Hi Keith,
On Thu, Oct 11, 2018 at 09:59:08PM +0200, Keith wrote:
The issue is about restarting MSC or BSC (or both).
That's something that classic telecom doesn't typically consider very well.
In terms of the functional specs, it is assumed that restarting a network
element, particularly a core network element is a super rare occasion, and
hence nothing to be really considering as a general problem.
I still really haven't looked at the split setup
enough yet,
OsmoNITB shouldn't really be any different. Is it?
Is there a plan to implement some kind of non-volatile
state?
What you're referring to is basically the loss of VLR information. The 3GPP
specs explciitly consider it volatile and non-persistent. Holger and I
were brainstorming about this some time ago, and we came up with the idea
of using a System V shared memory segment for the actual VLR data. SysV
SHM has the nice property that it's regular mapped memory, but it is independent
of processes, i.e. you can restart a process while keeping whatever is in
that shared memory segment.
The devil is of course in the detail:
1) you may not be able to map it to the same address after each restart?
Needs further investigation and might require some pointer fix-up, or
the use of relative/offset addressing rather than absolute pointers.
2) what do you do if you're actually upgrading the software and the VLR
related structures have been modified? There either needs to be an
explicit conversion function, or at least a mechanism to detect this
safely and discard all the data in such situations
3) if the restart is a crash: What if some corrupted VLR data was actually
the cause of the crash? In that case you'd end up in a re-start loop.
You'd have persistent crashes, rather than a one-off crash with recovery.

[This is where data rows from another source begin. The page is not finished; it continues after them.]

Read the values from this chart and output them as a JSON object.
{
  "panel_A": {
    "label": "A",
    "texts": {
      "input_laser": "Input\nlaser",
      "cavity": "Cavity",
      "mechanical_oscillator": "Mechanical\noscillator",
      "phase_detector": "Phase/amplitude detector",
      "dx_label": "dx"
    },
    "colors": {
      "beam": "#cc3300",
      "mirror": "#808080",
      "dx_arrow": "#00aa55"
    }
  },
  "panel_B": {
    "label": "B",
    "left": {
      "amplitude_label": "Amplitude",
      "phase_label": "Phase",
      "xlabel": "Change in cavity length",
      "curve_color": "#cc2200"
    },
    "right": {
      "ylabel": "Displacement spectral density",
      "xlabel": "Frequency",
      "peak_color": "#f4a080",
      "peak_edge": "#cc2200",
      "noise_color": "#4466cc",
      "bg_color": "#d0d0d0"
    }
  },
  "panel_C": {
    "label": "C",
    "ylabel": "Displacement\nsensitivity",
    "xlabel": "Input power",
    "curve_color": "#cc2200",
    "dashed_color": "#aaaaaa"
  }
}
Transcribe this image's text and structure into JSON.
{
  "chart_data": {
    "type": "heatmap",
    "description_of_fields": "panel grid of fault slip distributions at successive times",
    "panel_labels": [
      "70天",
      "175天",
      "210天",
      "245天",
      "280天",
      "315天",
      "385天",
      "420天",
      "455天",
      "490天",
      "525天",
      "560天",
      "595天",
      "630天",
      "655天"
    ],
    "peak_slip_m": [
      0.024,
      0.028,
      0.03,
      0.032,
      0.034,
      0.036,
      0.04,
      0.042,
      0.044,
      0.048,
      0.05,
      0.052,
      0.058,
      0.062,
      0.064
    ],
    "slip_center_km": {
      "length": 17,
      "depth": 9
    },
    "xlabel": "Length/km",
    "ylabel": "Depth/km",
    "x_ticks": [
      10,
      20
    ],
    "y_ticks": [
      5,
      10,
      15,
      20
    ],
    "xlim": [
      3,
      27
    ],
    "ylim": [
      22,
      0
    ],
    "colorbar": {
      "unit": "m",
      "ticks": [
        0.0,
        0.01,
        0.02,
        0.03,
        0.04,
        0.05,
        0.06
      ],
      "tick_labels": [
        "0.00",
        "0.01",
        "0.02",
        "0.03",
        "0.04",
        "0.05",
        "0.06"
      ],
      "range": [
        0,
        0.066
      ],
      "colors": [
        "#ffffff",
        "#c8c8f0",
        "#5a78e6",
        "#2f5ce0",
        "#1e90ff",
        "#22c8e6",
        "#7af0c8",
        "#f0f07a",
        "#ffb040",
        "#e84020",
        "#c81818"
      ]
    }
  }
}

I've done some research on the web at that time (maybe 2 years ago) but
unfortunately couldn't find any library/tool/infrastructure for having
persistent data in SysV SHM, and also no other FOSS programs that did
so. Maybe I didn't look closely enough? To me, it seems like the most
obvious solution to persist state across crashes/restarts of C programs
on unix-type systems.
We explicitly don't want to use some kind of database system, as the VLR
data needs to be accessed all over the code
directly/synchronously/non-blockingly. We cannot wait for it to be
retrieved from somewhere. That's what is done with HLR data.
In the case of restarting the MSC with two phones
connected, of course
the phones don't notice anything. One now needs to attempt a call setup
at least 3 times, including a call setup attempt from the "callee" phone
before we can even call it.
The alternative is to wait for any location update, either due to the
periodic location update timer expirign, or due to the phones actually
moving geographic location.
I tried restarting both BSC and MSC, in various
orders, and I did not
get a satisfactory result. Of course, restarting the BSC restarts
osmo-bts which causes (some) phones to notice the temporary loss of
BCCH, but of course no LUR or anything as LAC doesn't change, so there's
some state that is not getting set right someplace on restart, as I
said. both phones need to interact before one of them can be called.
A BSC restart will always loose all active connections/channels/calls,
and I think there's nothing wrong with that. Persisting that state
makes little sense, as the phones will all have closed their radio
channels at the time your BSC recovers.
--
- Harald Welte <laforge(a)gnumonks.org>
http://laforge.gnumonks.org/
============================================================================
"Privacy in residential applications is a desirable marketing option."
(ETSI EN 300 175-7 Ch. A6)